Global economy: existed for thousands of years. Silk Road. And let's remember that America was discovered for purely economic reasons, namely to find a cheap way to purchase pepper. The only difference I can see: these people did not have railways.

The last point - the German social-democratic party: they were not opponent to the imperial regime but a kind of opposition. There was general conscription in the German states before 1870 and 1914 and the people welcomed the war enthusiastically. The workers, the proletariat,everybody, they welcomed 1870/71 and especially WW 1 as a means to do something for their country (and come home with booty three months later).


goodbanker said...

Nice post, Vino - being easily distracted, I've struggled to get into Hobsbawm - so it's nice to get your commentary.

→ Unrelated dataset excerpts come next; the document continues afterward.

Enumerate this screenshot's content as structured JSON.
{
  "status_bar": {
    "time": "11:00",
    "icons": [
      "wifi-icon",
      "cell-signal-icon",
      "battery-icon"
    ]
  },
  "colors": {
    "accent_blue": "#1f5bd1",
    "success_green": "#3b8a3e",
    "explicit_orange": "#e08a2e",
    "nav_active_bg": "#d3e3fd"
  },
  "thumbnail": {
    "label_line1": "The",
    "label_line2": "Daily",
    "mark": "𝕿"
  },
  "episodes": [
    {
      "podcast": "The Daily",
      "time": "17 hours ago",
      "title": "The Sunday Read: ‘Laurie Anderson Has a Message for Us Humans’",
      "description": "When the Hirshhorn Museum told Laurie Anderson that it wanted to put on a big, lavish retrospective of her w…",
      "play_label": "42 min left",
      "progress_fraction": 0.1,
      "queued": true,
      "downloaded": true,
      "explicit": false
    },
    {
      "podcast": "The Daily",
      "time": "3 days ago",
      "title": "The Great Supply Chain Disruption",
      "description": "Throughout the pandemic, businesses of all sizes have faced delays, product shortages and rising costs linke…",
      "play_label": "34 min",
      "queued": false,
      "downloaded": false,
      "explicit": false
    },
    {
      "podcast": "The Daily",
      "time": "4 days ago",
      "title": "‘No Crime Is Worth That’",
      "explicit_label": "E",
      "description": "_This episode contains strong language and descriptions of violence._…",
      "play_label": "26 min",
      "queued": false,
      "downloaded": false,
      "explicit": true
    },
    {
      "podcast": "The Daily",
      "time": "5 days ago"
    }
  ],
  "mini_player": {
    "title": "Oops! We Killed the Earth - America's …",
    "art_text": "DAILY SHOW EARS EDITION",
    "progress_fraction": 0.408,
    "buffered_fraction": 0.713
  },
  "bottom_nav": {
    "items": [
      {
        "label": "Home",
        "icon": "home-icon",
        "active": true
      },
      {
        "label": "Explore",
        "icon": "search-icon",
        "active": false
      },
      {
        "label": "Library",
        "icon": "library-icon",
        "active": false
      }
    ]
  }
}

On Crushed's point (that it was the colonial scramble, and Germany's late arrival to it, that "ultimately led to WW1") - are you suggesting WW1 would not have happened if there hadn't been the colonial backdrop? I would agree with you that this was a factor; but if one does a thought experiment, and asks oneself whether WW1 would have happened if there had been no colonies to scramble for, then I suggest the answer is still "yes". Specifically, Bismarck had set the standard with easy victories over Denmark (1864), Austria (1866) and France (1870-1), allowing him to unite Germany and expand it territorially into Schleswig-Holstein, Austria-Hungary and Alsace-Lorraine (as well as claim sufficiently punitive reparations from France, to force the latter off the gold standard and onto silver instead). Is it credible to think that they would have stopped there in perpetuity, had it not been for the colonial disadvantage of coming late to the scramble party? I just doubt it - but of course, can't prove the counterfactual.

Georg - just spotted your post: on spread of capitalism and globalisation, I assume the issue is that the scale with which these things happened in the last quarter of the C19th was out of all proportion with what had previously happened?